Eleana, seorang perempuan yang dulu pernah akrab sekali. Bahkan aku pernah menulis puisi untuknya soal kedekatan kami. Bait terakhir dari puisi itu kira-kira seperti ini:
Kita semakin tak beda dengan semoga dan amin
Kau semoga aku amin; atau sebaliknya
Tetapi yang pasti tidak ada semoga yang sempurna tanpa amin.
Sekarang masing-masing kami bersikeras menahan dera-dera kenyataan. Menghindari perjumpaan empat mata—memang kami tidak akan pernah berjumpa lagi—sambil tetap membiarkan sebagian dari diri berubah pelan-pelan. Menata bagian dari diri yang berantakan tanpa memaksakan apa yang sudah jadi urusan semesta.
***
Aku tidak mungkin salah ingat. Dulu, ketika masih dalam masa kuliah, Eleana paling sering menemani aku ke Gramedia. Sekalipun berjam-jam, ia selalu bersedia menunggu. Jarang menuntut agar segera pulang.
Kami pernah menghabiskan sekitar enam jam lamanya di Gramedia. Aku berkeliling dari satu rak buku ke rak yang lain. Memegang sekaligus membaca beberapa sinopsis. Sementara Eleana berjalan di sebelahku tanpa banyak bicara.
“Ini salah satu buku yang ditulis oleh penulis favoritku.” Aku memulai pembicaraan sambil memegang sebuah buku edisi hard cover.

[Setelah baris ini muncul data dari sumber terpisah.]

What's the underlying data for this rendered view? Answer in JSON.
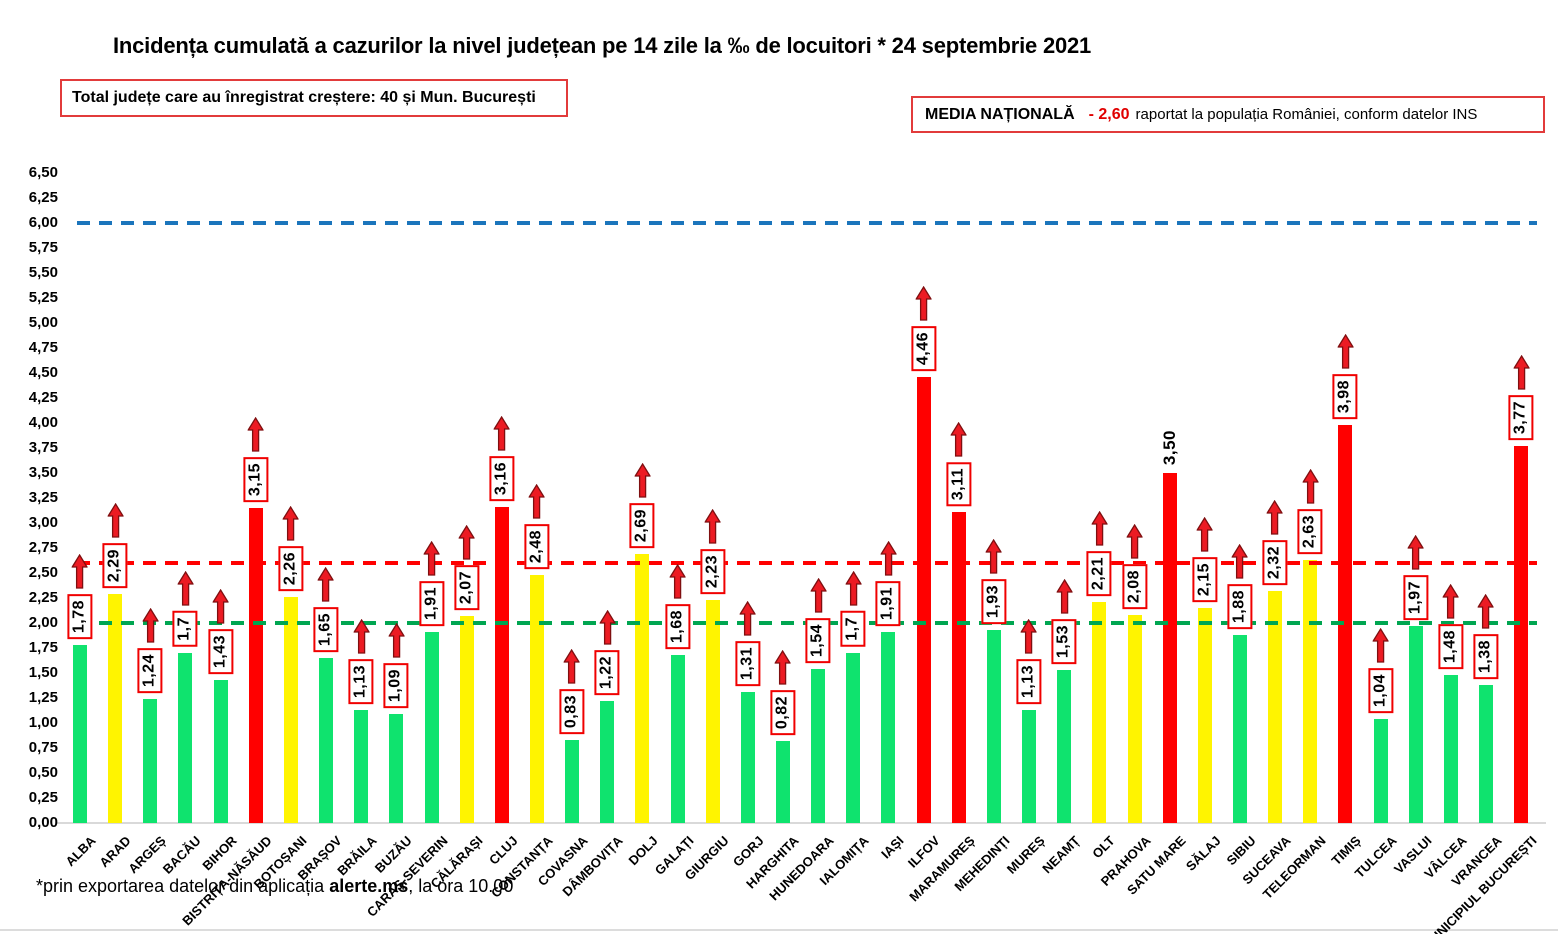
{
  "title": "Incidența cumulată a cazurilor la nivel județean pe 14 zile la ‰ de locuitori * 24 septembrie 2021",
  "info_box": {
    "text": "Total județe care au înregistrat creștere:  40 și Mun. București"
  },
  "national_average_box": {
    "label": "MEDIA NAȚIONALĂ",
    "value": "- 2,60",
    "note": "raportat la populația României, conform datelor INS"
  },
  "footer": {
    "prefix": "*prin exportarea datelor din aplicația ",
    "bold": "alerte.ms",
    "suffix": ", la ora 10.00"
  },
  "colors": {
    "bar_green": "#0fe36e",
    "bar_yellow": "#fff400",
    "bar_red": "#ff0000",
    "line_blue": "#1b75bc",
    "line_red": "#ff0000",
    "line_green": "#00a651",
    "box_border": "#f00000",
    "arrow_fill": "#ec1b23",
    "arrow_stroke": "#7f0f10"
  },
  "chart_data": {
    "type": "bar",
    "title": "Incidența cumulată a cazurilor la nivel județean pe 14 zile la ‰ de locuitori * 24 septembrie 2021",
    "xlabel": "",
    "ylabel": "",
    "ylim": [
      0,
      6.5
    ],
    "ytick_step": 0.25,
    "grid": false,
    "legend": "none",
    "decimal_separator": "comma",
    "reference_lines": [
      {
        "name": "upper-threshold-line",
        "value": 6.0,
        "color": "#1b75bc"
      },
      {
        "name": "national-average-line",
        "value": 2.6,
        "color": "#ff0000"
      },
      {
        "name": "alert-threshold-line",
        "value": 2.0,
        "color": "#00a651"
      }
    ],
    "categories": [
      "ALBA",
      "ARAD",
      "ARGEȘ",
      "BACĂU",
      "BIHOR",
      "BISTRIȚA-NĂSĂUD",
      "BOTOȘANI",
      "BRAȘOV",
      "BRĂILA",
      "BUZĂU",
      "CARAȘ-SEVERIN",
      "CĂLĂRAȘI",
      "CLUJ",
      "CONSTANȚA",
      "COVASNA",
      "DÂMBOVIȚA",
      "DOLJ",
      "GALAȚI",
      "GIURGIU",
      "GORJ",
      "HARGHITA",
      "HUNEDOARA",
      "IALOMIȚA",
      "IAȘI",
      "ILFOV",
      "MARAMUREȘ",
      "MEHEDINȚI",
      "MUREȘ",
      "NEAMȚ",
      "OLT",
      "PRAHOVA",
      "SATU MARE",
      "SĂLAJ",
      "SIBIU",
      "SUCEAVA",
      "TELEORMAN",
      "TIMIȘ",
      "TULCEA",
      "VASLUI",
      "VÂLCEA",
      "VRANCEA",
      "MUNICIPIUL BUCUREȘTI"
    ],
    "values": [
      1.78,
      2.29,
      1.24,
      1.7,
      1.43,
      3.15,
      2.26,
      1.65,
      1.13,
      1.09,
      1.91,
      2.07,
      3.16,
      2.48,
      0.83,
      1.22,
      2.69,
      1.68,
      2.23,
      1.31,
      0.82,
      1.54,
      1.7,
      1.91,
      4.46,
      3.11,
      1.93,
      1.13,
      1.53,
      2.21,
      2.08,
      3.5,
      2.15,
      1.88,
      2.32,
      2.63,
      3.98,
      1.04,
      1.97,
      1.48,
      1.38,
      3.77
    ],
    "value_labels": [
      "1,78",
      "2,29",
      "1,24",
      "1,7",
      "1,43",
      "3,15",
      "2,26",
      "1,65",
      "1,13",
      "1,09",
      "1,91",
      "2,07",
      "3,16",
      "2,48",
      "0,83",
      "1,22",
      "2,69",
      "1,68",
      "2,23",
      "1,31",
      "0,82",
      "1,54",
      "1,7",
      "1,91",
      "4,46",
      "3,11",
      "1,93",
      "1,13",
      "1,53",
      "2,21",
      "2,08",
      "3,50",
      "2,15",
      "1,88",
      "2,32",
      "2,63",
      "3,98",
      "1,04",
      "1,97",
      "1,48",
      "1,38",
      "3,77"
    ],
    "bar_colors": [
      "green",
      "yellow",
      "green",
      "green",
      "green",
      "red",
      "yellow",
      "green",
      "green",
      "green",
      "green",
      "yellow",
      "red",
      "yellow",
      "green",
      "green",
      "yellow",
      "green",
      "yellow",
      "green",
      "green",
      "green",
      "green",
      "green",
      "red",
      "red",
      "green",
      "green",
      "green",
      "yellow",
      "yellow",
      "red",
      "yellow",
      "green",
      "yellow",
      "yellow",
      "red",
      "green",
      "green",
      "green",
      "green",
      "red"
    ],
    "increase_arrow": [
      true,
      true,
      true,
      true,
      true,
      true,
      true,
      true,
      true,
      true,
      true,
      true,
      true,
      true,
      true,
      true,
      true,
      true,
      true,
      true,
      true,
      true,
      true,
      true,
      true,
      true,
      true,
      true,
      true,
      true,
      true,
      false,
      true,
      true,
      true,
      true,
      true,
      true,
      true,
      true,
      true,
      true
    ],
    "boxed_label": [
      true,
      true,
      true,
      true,
      true,
      true,
      true,
      true,
      true,
      true,
      true,
      true,
      true,
      true,
      true,
      true,
      true,
      true,
      true,
      true,
      true,
      true,
      true,
      true,
      true,
      true,
      true,
      true,
      true,
      true,
      true,
      false,
      true,
      true,
      true,
      true,
      true,
      true,
      true,
      true,
      true,
      true
    ]
  }
}
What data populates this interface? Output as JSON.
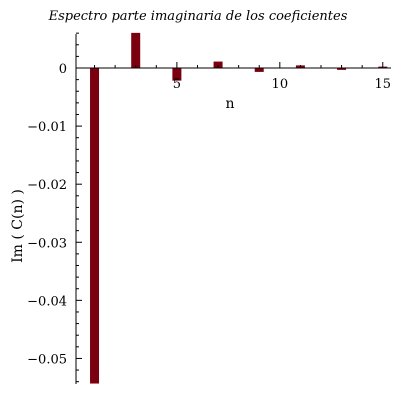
{
  "chart_data": {
    "type": "bar",
    "title": "Espectro parte imaginaria de los coeficientes",
    "xlabel": "n",
    "ylabel": "Im ( C(n) )",
    "x": [
      1,
      2,
      3,
      4,
      5,
      6,
      7,
      8,
      9,
      10,
      11,
      12,
      13,
      14,
      15
    ],
    "values": [
      -0.05432,
      0,
      0.00605,
      0,
      -0.00217,
      0,
      0.00111,
      0,
      -0.00067,
      0,
      0.00045,
      0,
      -0.00032,
      0,
      0.00024
    ],
    "xlim": [
      0.1,
      15.4
    ],
    "ylim": [
      -0.0544,
      0.0062
    ],
    "x_ticks": [
      5,
      10,
      15
    ],
    "x_tick_labels": [
      "5",
      "10",
      "15"
    ],
    "y_ticks": [
      0,
      -0.01,
      -0.02,
      -0.03,
      -0.04,
      -0.05
    ],
    "y_tick_labels": [
      "0",
      "−0.01",
      "−0.02",
      "−0.03",
      "−0.04",
      "−0.05"
    ],
    "bar_color": "#7a0010",
    "grid": false,
    "legend": "none"
  }
}
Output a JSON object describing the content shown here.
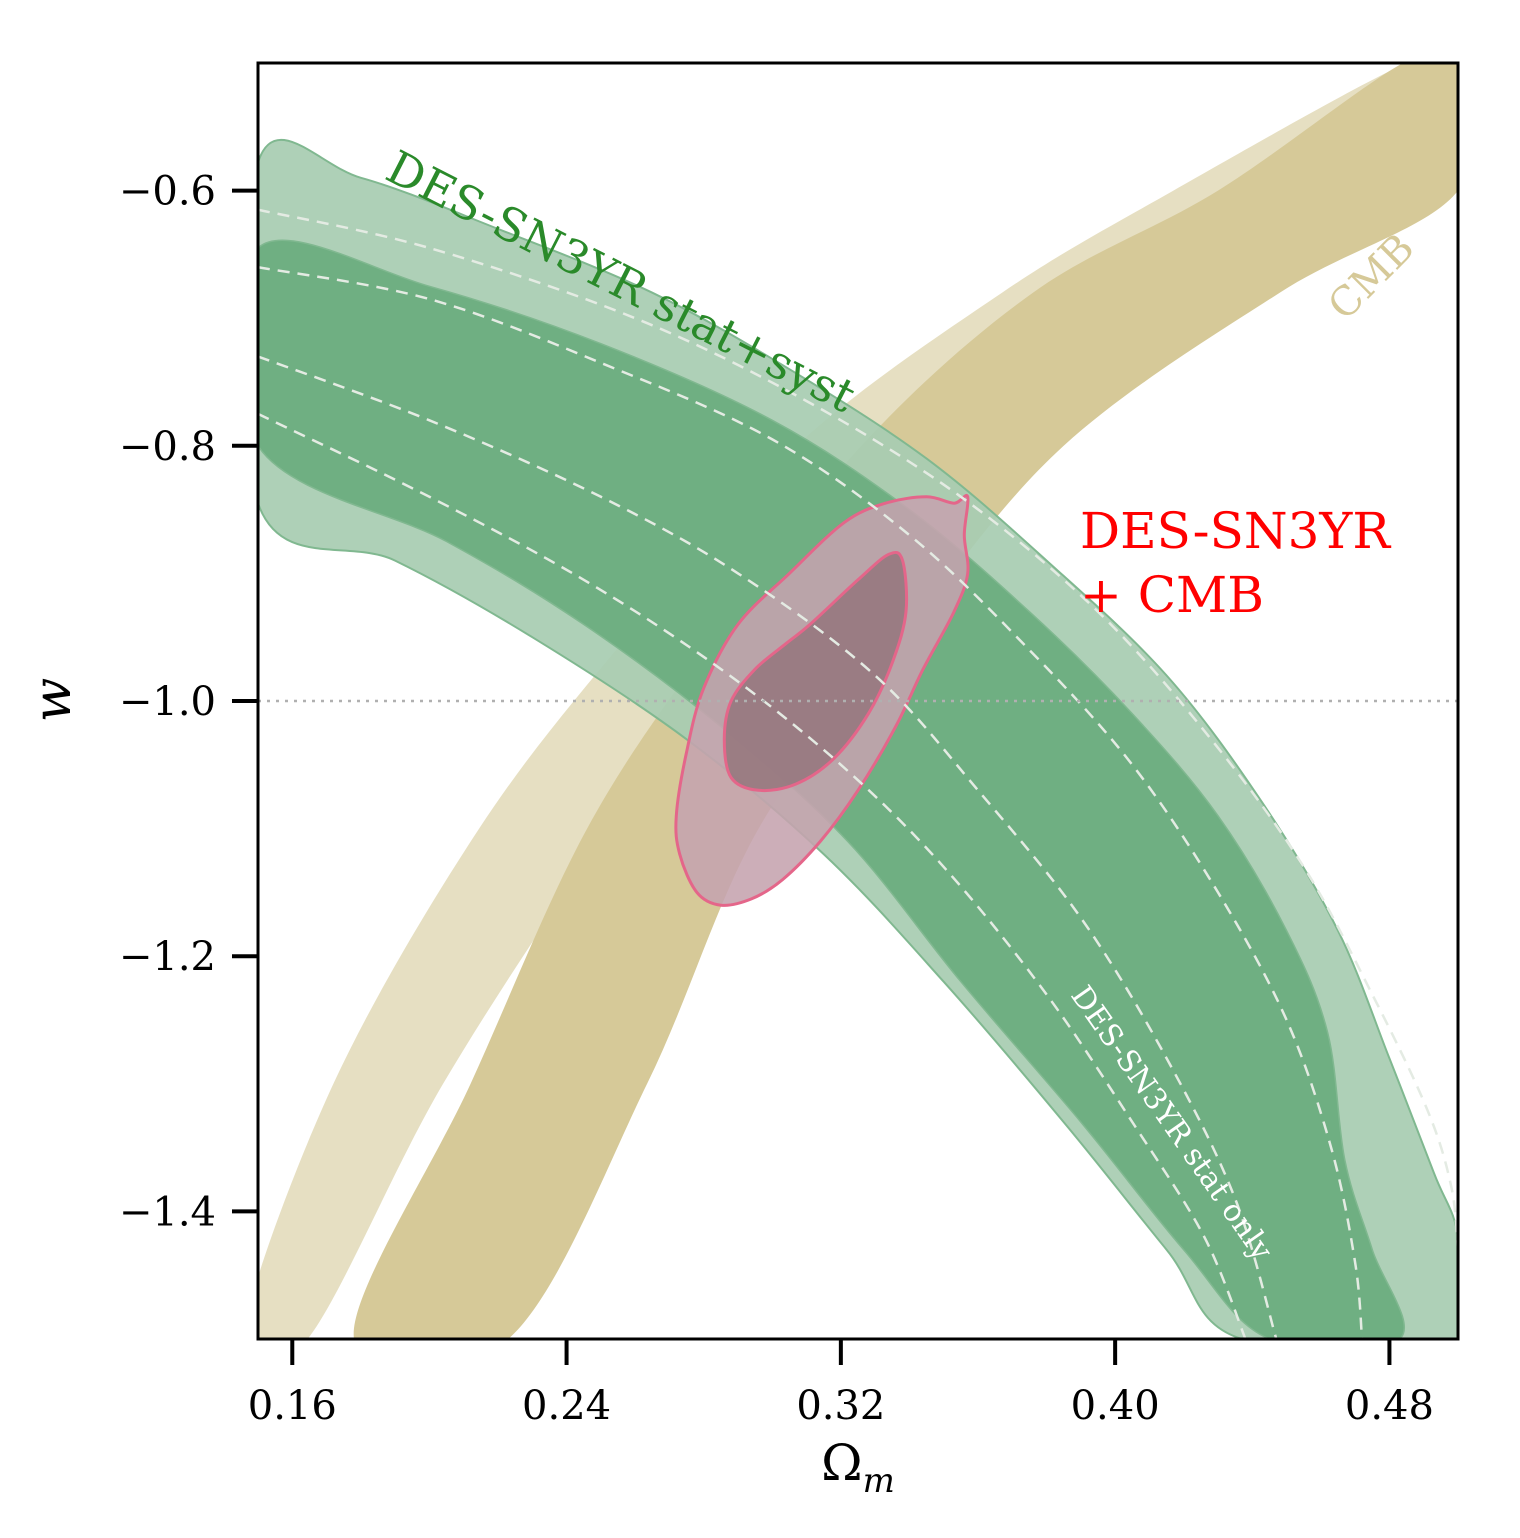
{
  "chart_data": {
    "type": "contour",
    "xlabel_base": "Ω",
    "xlabel_sub": "m",
    "ylabel": "w",
    "xlim": [
      0.15,
      0.5
    ],
    "ylim": [
      -1.5,
      -0.5
    ],
    "xticks": [
      0.16,
      0.24,
      0.32,
      0.4,
      0.48
    ],
    "xtick_labels": [
      "0.16",
      "0.24",
      "0.32",
      "0.40",
      "0.48"
    ],
    "yticks": [
      -0.6,
      -0.8,
      -1.0,
      -1.2,
      -1.4
    ],
    "ytick_labels": [
      "−0.6",
      "−0.8",
      "−1.0",
      "−1.2",
      "−1.4"
    ],
    "reference_line": {
      "w": -1.0,
      "style": "dotted"
    },
    "colors": {
      "sn_outer": "#a8ccb2",
      "sn_inner": "#6aac7e",
      "sn_edge": "#80b890",
      "cmb_outer": "#e6dfc2",
      "cmb_inner": "#d6c998",
      "combined_outer": "#c5a3ae",
      "combined_inner": "#95767d",
      "combined_edge": "#e4668a",
      "stat_only_dash": "#e4ebe3",
      "ref_line": "#b0b0b0"
    },
    "regions": [
      {
        "name": "CMB",
        "levels": {
          "outer": [
            [
              0.1645,
              -1.5
            ],
            [
              0.204,
              -1.3
            ],
            [
              0.2525,
              -1.1
            ],
            [
              0.2945,
              -0.95
            ],
            [
              0.348,
              -0.8
            ],
            [
              0.406,
              -0.68
            ],
            [
              0.455,
              -0.6
            ],
            [
              0.5,
              -0.535
            ],
            [
              0.5,
              -0.5
            ],
            [
              0.485,
              -0.5
            ],
            [
              0.417,
              -0.6
            ],
            [
              0.367,
              -0.68
            ],
            [
              0.307,
              -0.8
            ],
            [
              0.2575,
              -0.95
            ],
            [
              0.2145,
              -1.1
            ],
            [
              0.172,
              -1.3
            ],
            [
              0.1455,
              -1.5
            ]
          ],
          "inner": [
            [
              0.223,
              -1.5
            ],
            [
              0.2635,
              -1.3
            ],
            [
              0.296,
              -1.1
            ],
            [
              0.338,
              -0.95
            ],
            [
              0.385,
              -0.8
            ],
            [
              0.448,
              -0.68
            ],
            [
              0.5,
              -0.6
            ],
            [
              0.5,
              -0.5
            ],
            [
              0.484,
              -0.5
            ],
            [
              0.43,
              -0.6
            ],
            [
              0.376,
              -0.68
            ],
            [
              0.326,
              -0.8
            ],
            [
              0.283,
              -0.95
            ],
            [
              0.246,
              -1.1
            ],
            [
              0.212,
              -1.3
            ],
            [
              0.178,
              -1.5
            ]
          ]
        }
      },
      {
        "name": "DES-SN3YR stat+syst",
        "levels": {
          "outer": [
            [
              0.15,
              -0.578
            ],
            [
              0.18,
              -0.59
            ],
            [
              0.22,
              -0.63
            ],
            [
              0.265,
              -0.68
            ],
            [
              0.305,
              -0.74
            ],
            [
              0.345,
              -0.81
            ],
            [
              0.38,
              -0.89
            ],
            [
              0.415,
              -0.98
            ],
            [
              0.443,
              -1.08
            ],
            [
              0.465,
              -1.18
            ],
            [
              0.48,
              -1.28
            ],
            [
              0.493,
              -1.37
            ],
            [
              0.5,
              -1.42
            ],
            [
              0.5,
              -1.5
            ],
            [
              0.437,
              -1.5
            ],
            [
              0.415,
              -1.43
            ],
            [
              0.385,
              -1.33
            ],
            [
              0.35,
              -1.22
            ],
            [
              0.315,
              -1.12
            ],
            [
              0.275,
              -1.03
            ],
            [
              0.23,
              -0.95
            ],
            [
              0.19,
              -0.89
            ],
            [
              0.15,
              -0.845
            ]
          ],
          "inner": [
            [
              0.15,
              -0.645
            ],
            [
              0.2,
              -0.675
            ],
            [
              0.25,
              -0.72
            ],
            [
              0.3,
              -0.78
            ],
            [
              0.34,
              -0.85
            ],
            [
              0.375,
              -0.93
            ],
            [
              0.405,
              -1.01
            ],
            [
              0.43,
              -1.09
            ],
            [
              0.45,
              -1.18
            ],
            [
              0.462,
              -1.26
            ],
            [
              0.467,
              -1.36
            ],
            [
              0.475,
              -1.43
            ],
            [
              0.483,
              -1.5
            ],
            [
              0.445,
              -1.5
            ],
            [
              0.42,
              -1.43
            ],
            [
              0.39,
              -1.33
            ],
            [
              0.355,
              -1.22
            ],
            [
              0.322,
              -1.11
            ],
            [
              0.285,
              -1.02
            ],
            [
              0.245,
              -0.94
            ],
            [
              0.205,
              -0.875
            ],
            [
              0.15,
              -0.8
            ]
          ]
        }
      },
      {
        "name": "DES-SN3YR + CMB",
        "levels": {
          "outer": [
            [
              0.305,
              -0.9
            ],
            [
              0.321,
              -0.86
            ],
            [
              0.333,
              -0.845
            ],
            [
              0.345,
              -0.84
            ],
            [
              0.353,
              -0.845
            ],
            [
              0.357,
              -0.84
            ],
            [
              0.356,
              -0.87
            ],
            [
              0.357,
              -0.9
            ],
            [
              0.353,
              -0.93
            ],
            [
              0.344,
              -0.975
            ],
            [
              0.336,
              -1.02
            ],
            [
              0.325,
              -1.07
            ],
            [
              0.314,
              -1.11
            ],
            [
              0.303,
              -1.14
            ],
            [
              0.294,
              -1.155
            ],
            [
              0.285,
              -1.16
            ],
            [
              0.278,
              -1.15
            ],
            [
              0.273,
              -1.12
            ],
            [
              0.272,
              -1.09
            ],
            [
              0.275,
              -1.04
            ],
            [
              0.28,
              -0.99
            ],
            [
              0.29,
              -0.94
            ]
          ],
          "inner": [
            [
              0.311,
              -0.94
            ],
            [
              0.325,
              -0.905
            ],
            [
              0.334,
              -0.885
            ],
            [
              0.338,
              -0.89
            ],
            [
              0.339,
              -0.93
            ],
            [
              0.335,
              -0.97
            ],
            [
              0.328,
              -1.01
            ],
            [
              0.318,
              -1.045
            ],
            [
              0.307,
              -1.065
            ],
            [
              0.296,
              -1.07
            ],
            [
              0.288,
              -1.06
            ],
            [
              0.286,
              -1.03
            ],
            [
              0.288,
              -1.0
            ],
            [
              0.295,
              -0.975
            ],
            [
              0.304,
              -0.955
            ]
          ]
        }
      }
    ],
    "stat_only_contours": [
      [
        [
          0.15,
          -0.615
        ],
        [
          0.2,
          -0.645
        ],
        [
          0.26,
          -0.7
        ],
        [
          0.31,
          -0.765
        ],
        [
          0.355,
          -0.84
        ],
        [
          0.395,
          -0.93
        ],
        [
          0.428,
          -1.03
        ],
        [
          0.455,
          -1.13
        ],
        [
          0.475,
          -1.23
        ],
        [
          0.491,
          -1.32
        ],
        [
          0.498,
          -1.38
        ],
        [
          0.5,
          -1.43
        ]
      ],
      [
        [
          0.15,
          -0.66
        ],
        [
          0.2,
          -0.685
        ],
        [
          0.25,
          -0.735
        ],
        [
          0.3,
          -0.795
        ],
        [
          0.34,
          -0.87
        ],
        [
          0.375,
          -0.96
        ],
        [
          0.405,
          -1.05
        ],
        [
          0.43,
          -1.15
        ],
        [
          0.45,
          -1.25
        ],
        [
          0.463,
          -1.35
        ],
        [
          0.47,
          -1.44
        ],
        [
          0.472,
          -1.5
        ]
      ],
      [
        [
          0.15,
          -0.73
        ],
        [
          0.2,
          -0.78
        ],
        [
          0.25,
          -0.84
        ],
        [
          0.29,
          -0.9
        ],
        [
          0.33,
          -0.98
        ],
        [
          0.36,
          -1.07
        ],
        [
          0.39,
          -1.17
        ],
        [
          0.415,
          -1.28
        ],
        [
          0.435,
          -1.39
        ],
        [
          0.447,
          -1.5
        ]
      ],
      [
        [
          0.15,
          -0.775
        ],
        [
          0.2,
          -0.84
        ],
        [
          0.245,
          -0.905
        ],
        [
          0.285,
          -0.975
        ],
        [
          0.32,
          -1.05
        ],
        [
          0.35,
          -1.13
        ],
        [
          0.38,
          -1.23
        ],
        [
          0.405,
          -1.33
        ],
        [
          0.426,
          -1.42
        ],
        [
          0.438,
          -1.5
        ]
      ]
    ],
    "annotations": [
      {
        "text": "DES-SN3YR stat+syst",
        "color": "#2a8a2a"
      },
      {
        "text": "CMB",
        "color": "#d6c998"
      },
      {
        "text": "DES-SN3YR",
        "color": "#ff0000"
      },
      {
        "text": "+ CMB",
        "color": "#ff0000"
      },
      {
        "text": "DES-SN3YR stat only",
        "color": "#ffffff"
      }
    ]
  }
}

Spontan Eleana menoleh ke arahku.
“Judulnya apa? Siapa yang menulisnya?”
“Melipat Jarak. Karya Sapardi,” jawabku singkat.
“Kovernya bagus. Aku suka,” kata Eleana sembari mengambil buku tersebut dari tanganku.
“Blurb-nya juga bagus. Tiap kata selalu padat makna. Sapardi memang ahlinya puisi,” balasku.
“Blurb artinya apa?” tanya Eleana sambil pandangannya tak berpaling dari buku yang tengah ia pegang.
“Blurb sederhananya seperti sinopsis. Kalau sinopsis biasanya terdapat pada kover belakang novel dan buku cerita umumnya. Sinopsis biasanya merupakan ringkasan cerita dalam novel. Sementara blurb umumnya ada pada kover belakang buku kumpulan puisi seperti ini. Blurb bukan ringkasan cerita tetapi bisa berupa testimoni. Kadang berupa kutipan yang dikutip dari isi buku. Misalnya pada kover belakang buku kumpulan puisi biasanya terdapat kutipan puisi. Sinopsis dan blurb dibuat dengan tujuan yang persis sama; untuk menarik minat pembaca,” aku menjelaskan
“Paham?” lanjutku setelah Eleana tak memberi respons padahal aku sudah menjelaskan panjang lebar soal blurb dan sinopsis.
“Paham Mas. Dasar kutu buku,” celoteh Eleana.
Aku terpukau ketika melihat Eleana senyum simpul sambil berceloteh. Mendadak aku ikut tersenyum. Kami saling pandang selama sekian detik.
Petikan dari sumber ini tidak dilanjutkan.